WHO, the U.N. health agency, has said those who claim swine flu was a fake pandemic created for the benefit of drug companies are irresponsible.
A report by the health committee of the Parliamentary Assembly of the Council of Europe, a 47-member human rights watchdog, says the public health guidelines by WHO, EU agencies and national governments led to a "waste of large sums of public money and unjustified scares and fears about the health risks faced by the European public."
The report was made public Friday. Legislators from all 47 members of the Council of Europe will debate the report June 24. The Council of Europe is not a European Union body and has no power over WHO.
The committee said decisions about the outbreak were poorly explained and not transparent enough. It warned that public trust in WHO recommendations is "plummeting," which could be dangerous in case of a more severe pandemic in the future. The committee also suggested that drug makers contribute to a public fund to support independent research.

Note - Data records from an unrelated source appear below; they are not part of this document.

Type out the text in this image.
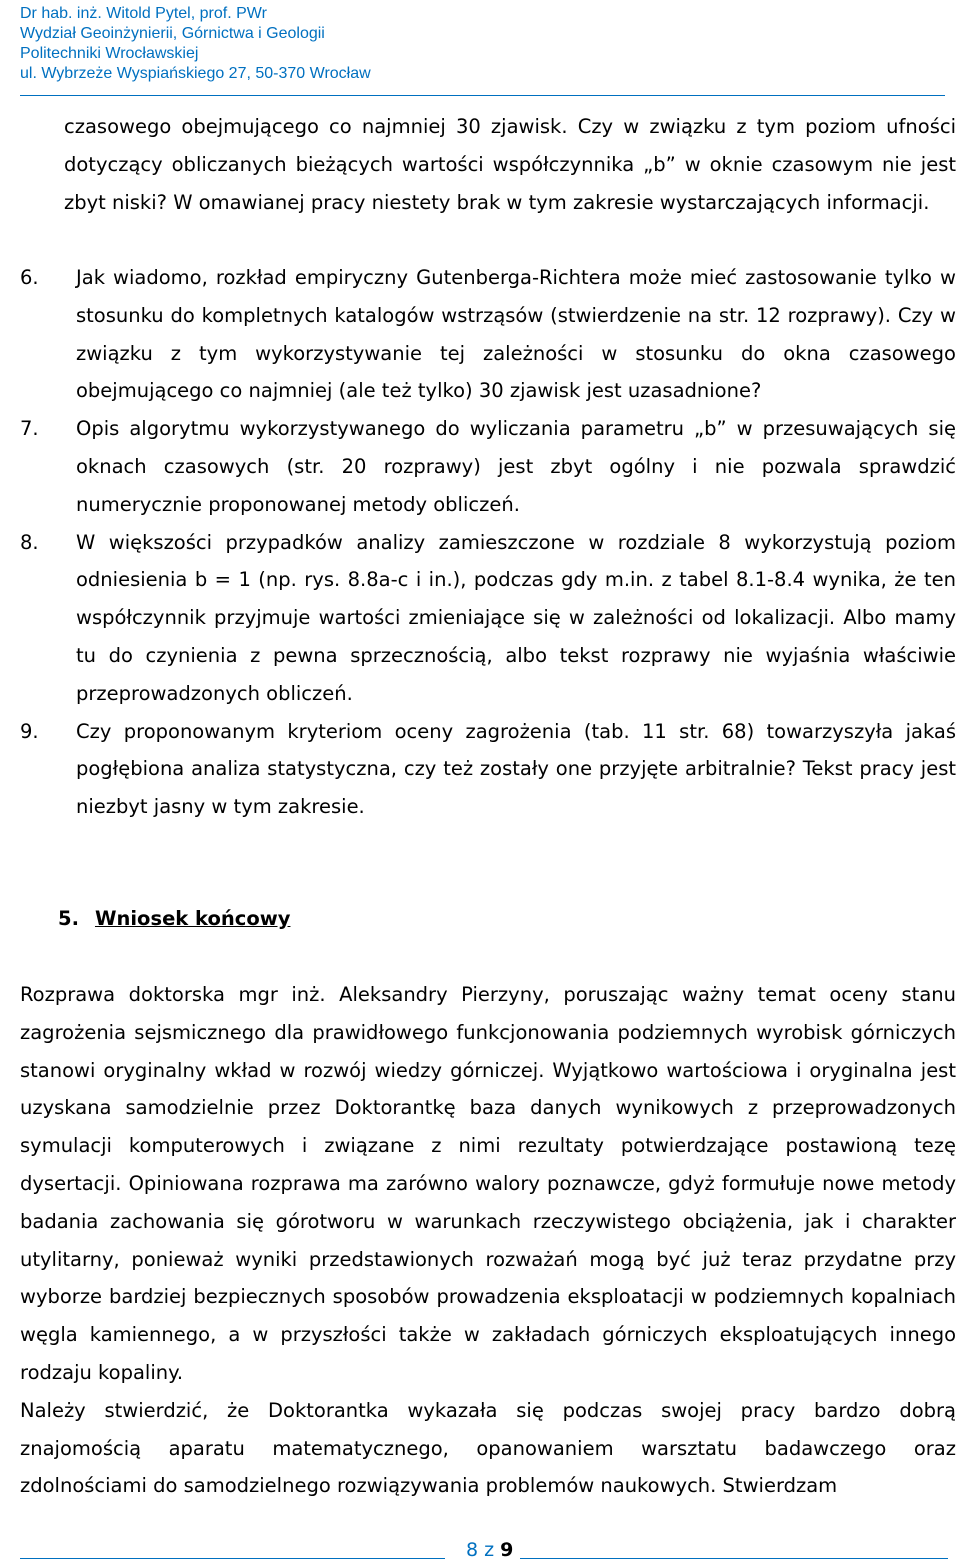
Dr hab. inż. Witold Pytel, prof. PWr
Wydział Geoinżynierii, Górnictwa i Geologii
Politechniki Wrocławskiej
ul. Wybrzeże Wyspiańskiego 27, 50-370 Wrocław
czasowego obejmującego co najmniej 30 zjawisk. Czy w związku z tym poziom ufności dotyczący obliczanych bieżących wartości współczynnika „b” w oknie czasowym nie jest zbyt niski? W omawianej pracy niestety brak w tym zakresie wystarczających informacji.
6. Jak wiadomo, rozkład empiryczny Gutenberga-Richtera może mieć zastosowanie tylko w stosunku do kompletnych katalogów wstrząsów (stwierdzenie na str. 12 rozprawy). Czy w związku z tym wykorzystywanie tej zależności w stosunku do okna czasowego obejmującego co najmniej (ale też tylko) 30 zjawisk jest uzasadnione?
7. Opis algorytmu wykorzystywanego do wyliczania parametru „b” w przesuwających się oknach czasowych (str. 20 rozprawy) jest zbyt ogólny i nie pozwala sprawdzić numerycznie proponowanej metody obliczeń.
8. W większości przypadków analizy zamieszczone w rozdziale 8 wykorzystują poziom odniesienia b = 1 (np. rys. 8.8a-c i in.), podczas gdy m.in. z tabel 8.1-8.4 wynika, że ten współczynnik przyjmuje wartości zmieniające się w zależności od lokalizacji. Albo mamy tu do czynienia z pewna sprzecznością, albo tekst rozprawy nie wyjaśnia właściwie przeprowadzonych obliczeń.
9. Czy proponowanym kryteriom oceny zagrożenia (tab. 11 str. 68) towarzyszyła jakaś pogłębiona analiza statystyczna, czy też zostały one przyjęte arbitralnie? Tekst pracy jest niezbyt jasny w tym zakresie.
5. Wniosek końcowy
Rozprawa doktorska mgr inż. Aleksandry Pierzyny, poruszając ważny temat oceny stanu zagrożenia sejsmicznego dla prawidłowego funkcjonowania podziemnych wyrobisk górniczych stanowi oryginalny wkład w rozwój wiedzy górniczej. Wyjątkowo wartościowa i oryginalna jest uzyskana samodzielnie przez Doktorantkę baza danych wynikowych z przeprowadzonych symulacji komputerowych i związane z nimi rezultaty potwierdzające postawioną tezę dysertacji. Opiniowana rozprawa ma zarówno walory poznawcze, gdyż formułuje nowe metody badania zachowania się górotworu w warunkach rzeczywistego obciążenia, jak i charakter utylitarny, ponieważ wyniki przedstawionych rozważań mogą być już teraz przydatne przy wyborze bardziej bezpiecznych sposobów prowadzenia eksploatacji w podziemnych kopalniach węgla kamiennego, a w przyszłości także w zakładach górniczych eksploatujących innego rodzaju kopaliny.
Należy stwierdzić, że Doktorantka wykazała się podczas swojej pracy bardzo dobrą znajomością aparatu matematycznego, opanowaniem warsztatu badawczego oraz zdolnościami do samodzielnego rozwiązywania problemów naukowych. Stwierdzam
8 z 9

Since bird flu broke out several years ago, governments worldwide have bought stockpiles of vaccines and antivirals. The emergence of swine flu sparked some countries to buy even more drugs. Many of the drugs and vaccines have gone unused, and the outbreak turned out to be much less deadly than some experts had feared.
Because influenza is so unpredictable, authorities often must prepare for the worst. Some had feared swine flu could be as deadly as the 1918 pandemic, which killed up to 50 million people worldwide.
The WHO website says that, as of Sunday, 18,138 deaths were attributable to swine flu, which has affected more than 214 countries and overseas territories or communities.
WHO has said the outbreak last year had all the scientific characteristics of a pandemic, and insisted the organization was never improperly influenced by the pharmaceutical industry.